Fischer-Zorn: Der LHL verfügt über ein wirksames Qualitätsmanagementsystem, sämtliche Fachabteilungen des LHL sind akkreditiert. (6) Durch immer wiederkehrende interne und externe Überprüfungsmaßnahmen, die sich auf die eingesetzten Geräte, Verbrauchsmaterialien und auf die vorgegebenen Untersuchungsabläufe erstrecken, werden die Qualität und damit auch die Richtigkeit unserer Ergebnisse sichergestellt.
VF: Was geschieht mit den ermittelten Untersuchungsergebnissen?
Fischer-Zorn: Die Ergebnisse werden vor dem Hintergrund lebensmittelrechtlicher Bestimmungen bewertet. Werden keine Abweichungen festgestellt, erhält das einsendende AVV lediglich einen Kurzbericht. Im Falle von Mängeln wird ein schriftlicher Prüfbericht erstellt. Diese Prüfberichte dienen den ÄVV als Grundlage für ordnungsrechtliche Maßnahmen, wie zum Beispiel die Verhängung von Bußgeldern.
VF: Welche Aufgaben gibt es zusätzlich zu der geschilderten Untersuchungsroutine?
Fischer-Zorn: Neben der Routinearbeit ist der LHL mit der Entwicklung und Erprobung neuer Untersuchungsverfahren befasst.

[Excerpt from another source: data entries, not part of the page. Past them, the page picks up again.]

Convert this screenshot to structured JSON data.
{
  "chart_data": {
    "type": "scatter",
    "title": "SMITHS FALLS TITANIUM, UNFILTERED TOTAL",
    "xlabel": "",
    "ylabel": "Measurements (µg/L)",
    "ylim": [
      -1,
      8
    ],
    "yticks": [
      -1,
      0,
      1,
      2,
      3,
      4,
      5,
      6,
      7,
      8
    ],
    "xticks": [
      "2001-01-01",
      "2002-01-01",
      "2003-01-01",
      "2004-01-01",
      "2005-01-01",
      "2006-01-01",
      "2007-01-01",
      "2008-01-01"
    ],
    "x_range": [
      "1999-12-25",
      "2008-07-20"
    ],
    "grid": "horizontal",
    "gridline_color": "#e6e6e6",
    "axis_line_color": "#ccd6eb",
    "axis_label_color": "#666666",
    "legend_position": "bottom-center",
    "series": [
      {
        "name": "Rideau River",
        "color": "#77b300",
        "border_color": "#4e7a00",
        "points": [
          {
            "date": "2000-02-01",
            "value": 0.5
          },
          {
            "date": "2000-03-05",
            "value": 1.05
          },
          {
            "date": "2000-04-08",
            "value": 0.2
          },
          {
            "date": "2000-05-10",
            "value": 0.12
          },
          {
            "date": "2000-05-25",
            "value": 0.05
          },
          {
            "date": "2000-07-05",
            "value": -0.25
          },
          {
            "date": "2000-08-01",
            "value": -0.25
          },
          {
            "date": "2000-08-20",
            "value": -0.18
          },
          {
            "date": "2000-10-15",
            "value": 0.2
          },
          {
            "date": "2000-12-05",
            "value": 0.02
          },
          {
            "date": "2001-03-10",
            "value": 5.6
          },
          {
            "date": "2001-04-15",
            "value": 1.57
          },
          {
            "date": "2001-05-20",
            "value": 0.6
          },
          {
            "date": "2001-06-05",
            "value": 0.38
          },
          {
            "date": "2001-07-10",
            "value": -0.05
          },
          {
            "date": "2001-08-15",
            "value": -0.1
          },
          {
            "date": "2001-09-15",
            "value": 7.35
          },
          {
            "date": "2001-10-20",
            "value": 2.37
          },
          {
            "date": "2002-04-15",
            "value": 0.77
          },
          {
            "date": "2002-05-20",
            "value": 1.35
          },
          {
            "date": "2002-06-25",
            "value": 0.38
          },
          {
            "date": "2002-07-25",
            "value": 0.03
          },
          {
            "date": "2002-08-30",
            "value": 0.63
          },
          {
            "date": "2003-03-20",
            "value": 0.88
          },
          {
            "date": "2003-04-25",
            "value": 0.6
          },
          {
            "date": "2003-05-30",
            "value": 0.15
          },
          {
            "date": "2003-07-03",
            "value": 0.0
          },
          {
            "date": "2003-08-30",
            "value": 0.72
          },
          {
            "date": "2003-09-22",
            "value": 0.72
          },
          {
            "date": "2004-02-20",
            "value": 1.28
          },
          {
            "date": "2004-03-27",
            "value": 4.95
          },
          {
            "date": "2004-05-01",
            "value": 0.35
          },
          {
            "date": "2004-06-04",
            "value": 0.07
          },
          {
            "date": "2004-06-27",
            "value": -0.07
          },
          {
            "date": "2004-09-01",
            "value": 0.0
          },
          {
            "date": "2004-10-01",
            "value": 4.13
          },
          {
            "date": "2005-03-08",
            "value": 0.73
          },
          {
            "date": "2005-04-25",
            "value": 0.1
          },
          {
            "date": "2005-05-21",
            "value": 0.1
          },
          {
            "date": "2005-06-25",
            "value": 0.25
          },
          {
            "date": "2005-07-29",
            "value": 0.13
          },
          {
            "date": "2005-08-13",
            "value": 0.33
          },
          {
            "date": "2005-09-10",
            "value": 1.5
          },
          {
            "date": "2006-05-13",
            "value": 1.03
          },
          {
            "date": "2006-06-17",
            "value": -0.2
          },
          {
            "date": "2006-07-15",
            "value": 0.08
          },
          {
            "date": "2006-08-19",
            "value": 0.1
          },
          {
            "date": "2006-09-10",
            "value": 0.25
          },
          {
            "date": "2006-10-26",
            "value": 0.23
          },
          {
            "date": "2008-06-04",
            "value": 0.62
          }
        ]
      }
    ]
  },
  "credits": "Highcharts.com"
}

Das wissenschaftliche Personal arbeitet in verschiedenen Fachgremien mit und wird oft von Vollzugsbehörden, Gerichten oder Staatsanwaltschaften um Stellungnahmen zu lebensmittelrechtlichen Sachverhalten gebeten.
Einen nicht unbedeutenden Anteil macht zudem die Ausbildung von wissenschaftlichem und technischem Nachwuchs aus. Zahlreiche Praktikanten aus der Lebensmittelchemie und der Veterinärmedizin sowie auszubildende Chemie- und Biologielaboranten werden regelmäßig betreut und auf ihre Prüfungen vorbereitet. (7)
VF: Frau Fischer-Zorn, vielen Dank für das Gespräch.